Besonders problematisch sei es, dass einige Insolvenzverwalter es mit der Vorsatzanfechtung oft einfach einmal „probieren“, beobachtet Rechtsanwalt und Insolvenzverwalter Justus Schneidewind, der für acht Branchenverbände das Positionspapier „Notwendige gesetzgeberische Korrekturen im Recht der Insolvenzanfechtung“ verfasst hat. „Da der Streitwert in der Regel hoch ist und die Landgerichte sich mit der Materie oft nicht genügend auskennen, verlockt diese Verwalter offenbar die Aussicht, Anfechtungsgegner wie Handwerker, Händler und Lieferanten würden sich schon zu einem Vergleich bereit finden“, sagt Schneidewind.

Gesetzgeber gefordert

Die fehlende Expertise ist der springende Punkt. „Kommt es zum Prozess, wird der Beklagte in der Regel nicht gut verteidigt“, weiß Schneidewind.

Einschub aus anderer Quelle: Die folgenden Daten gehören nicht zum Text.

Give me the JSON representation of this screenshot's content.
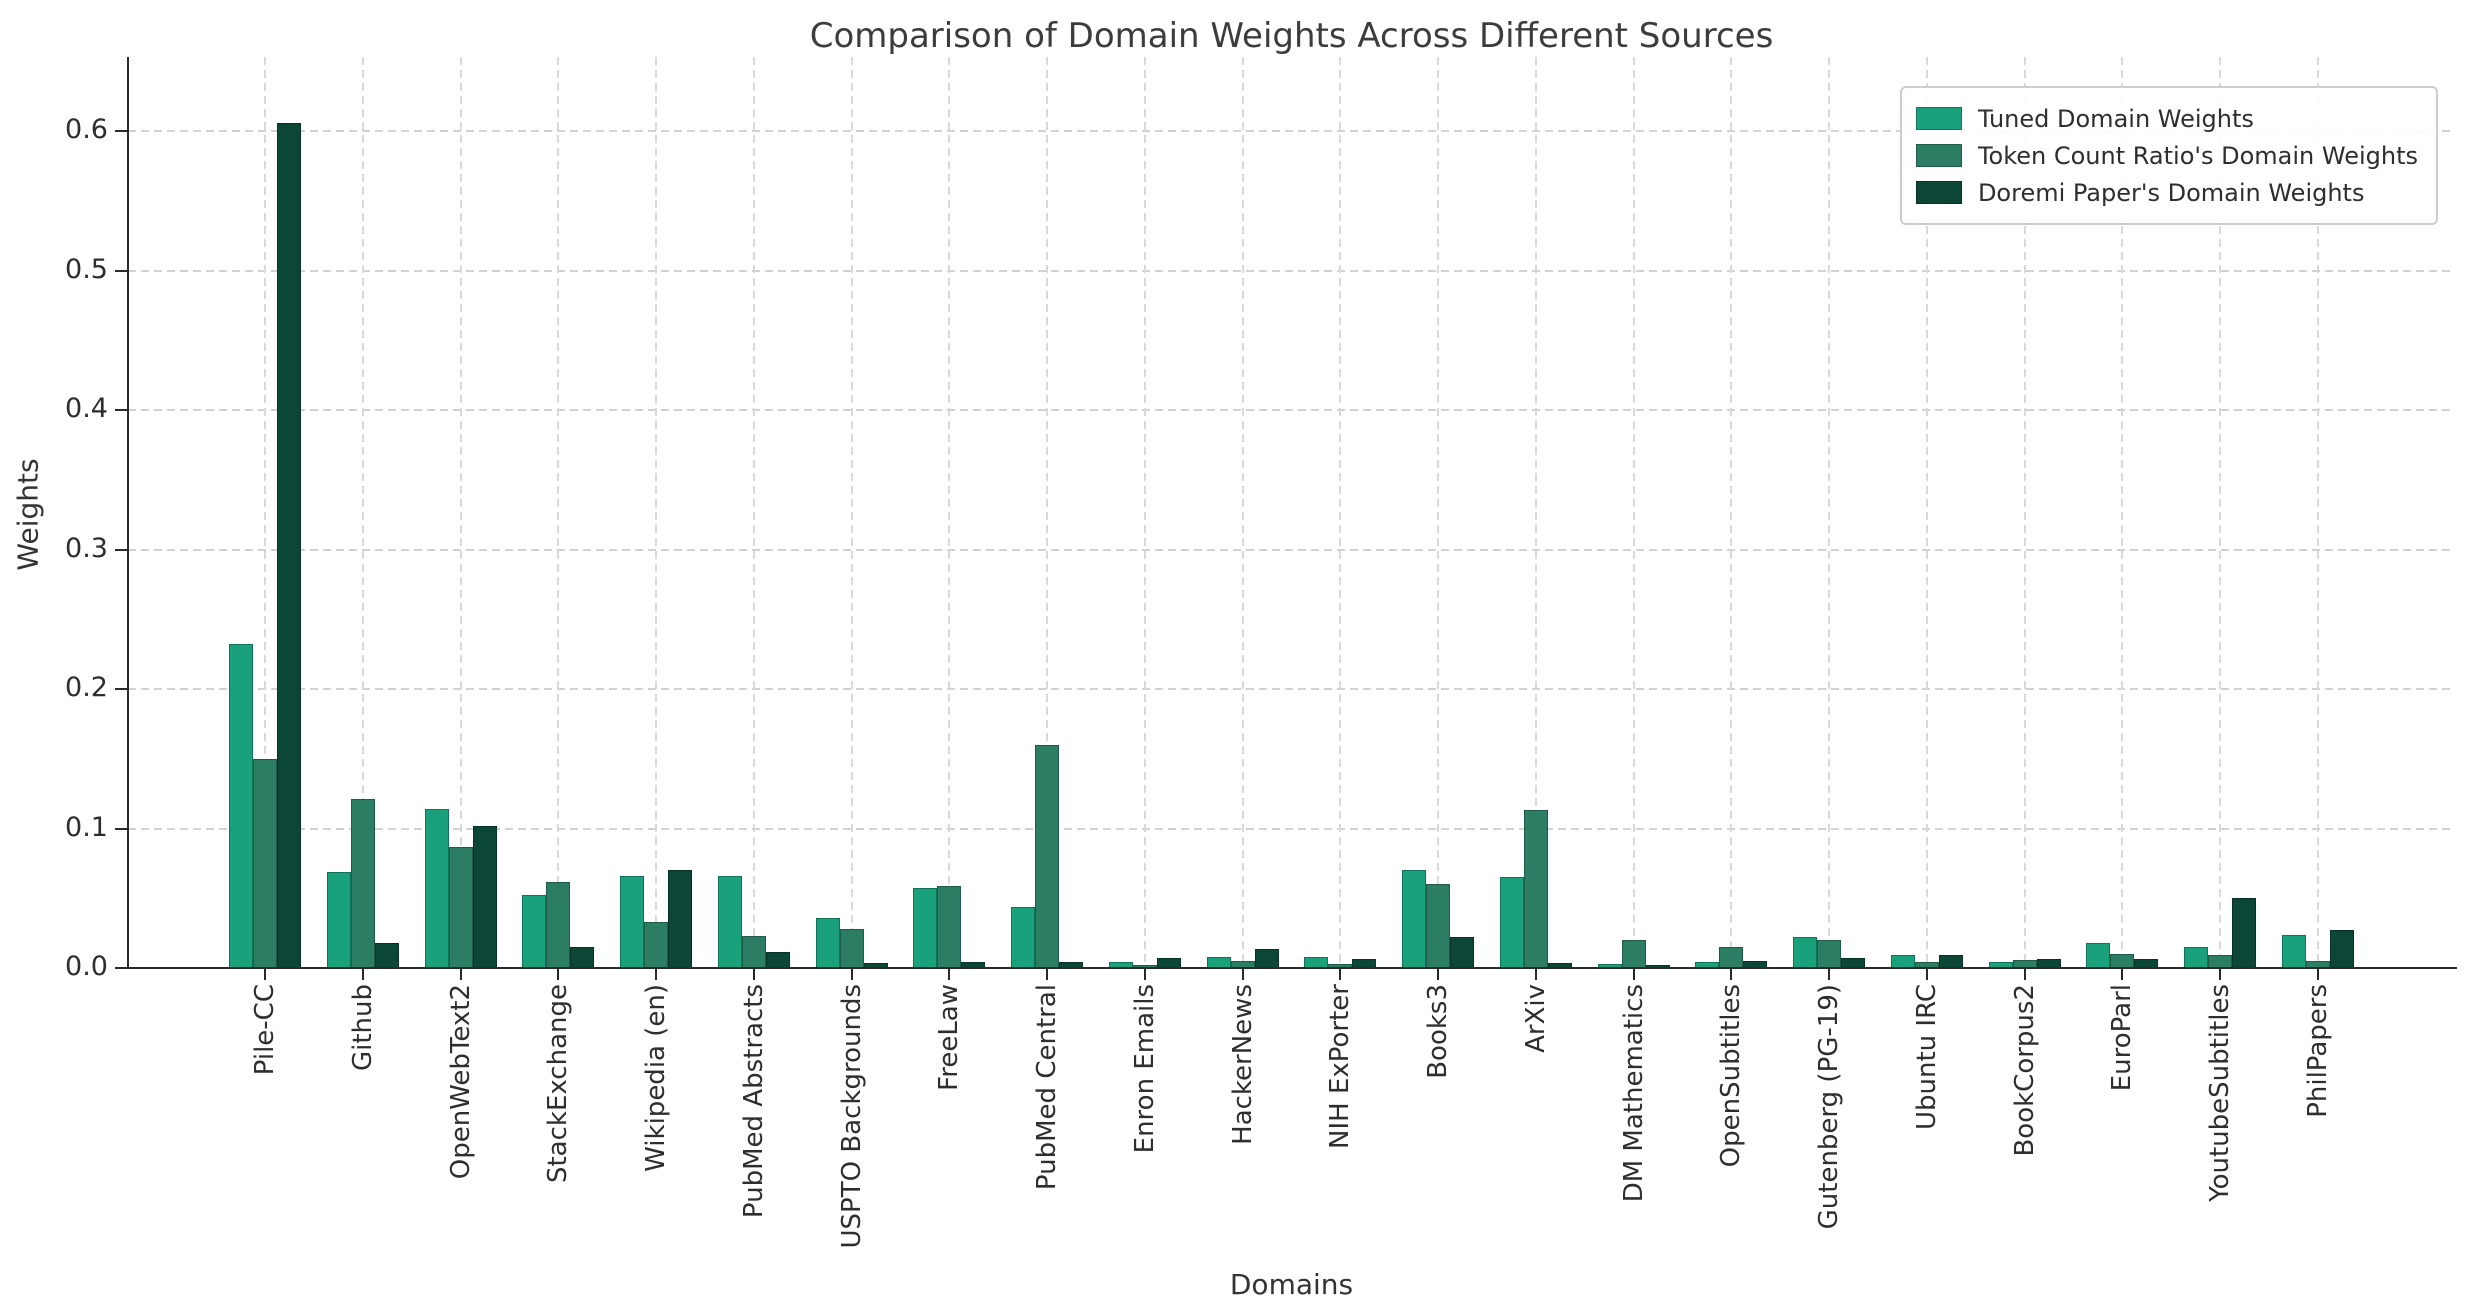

Es sei nämlich der Insolvenzverwalter, der die Darlegungs- und Beweislast hat. „In diese Rolle muss er auch gezwungen werden.“ Und manchmal mache der Gläubiger sogar in seiner Forderungsanmeldung genau die Angaben, die der Verwalter für seine Anfechtungsklage braucht, mahnt Schneidewind.

Der Koalitionsvertrag verspricht Abhilfe. Die Vorsatzanfechtung soll „auf den Prüfstand“ gestellt werden. Das Bundesjustizministerium arbeitet derzeit an einer gesetzlichen Regelung, die so aussehen könnte: Die Frist wird von zehn auf fünf Jahre verkürzt, das Bargeschäft von der Vorsatzanfechtung ausgeklammert, Ratenzahlungsvereinbarungen werden abgesichert und die lediglich drohende Zahlungsunfähigkeit kann nicht als Indiz für die Gläubigerbenachteiligung herangezogen werden.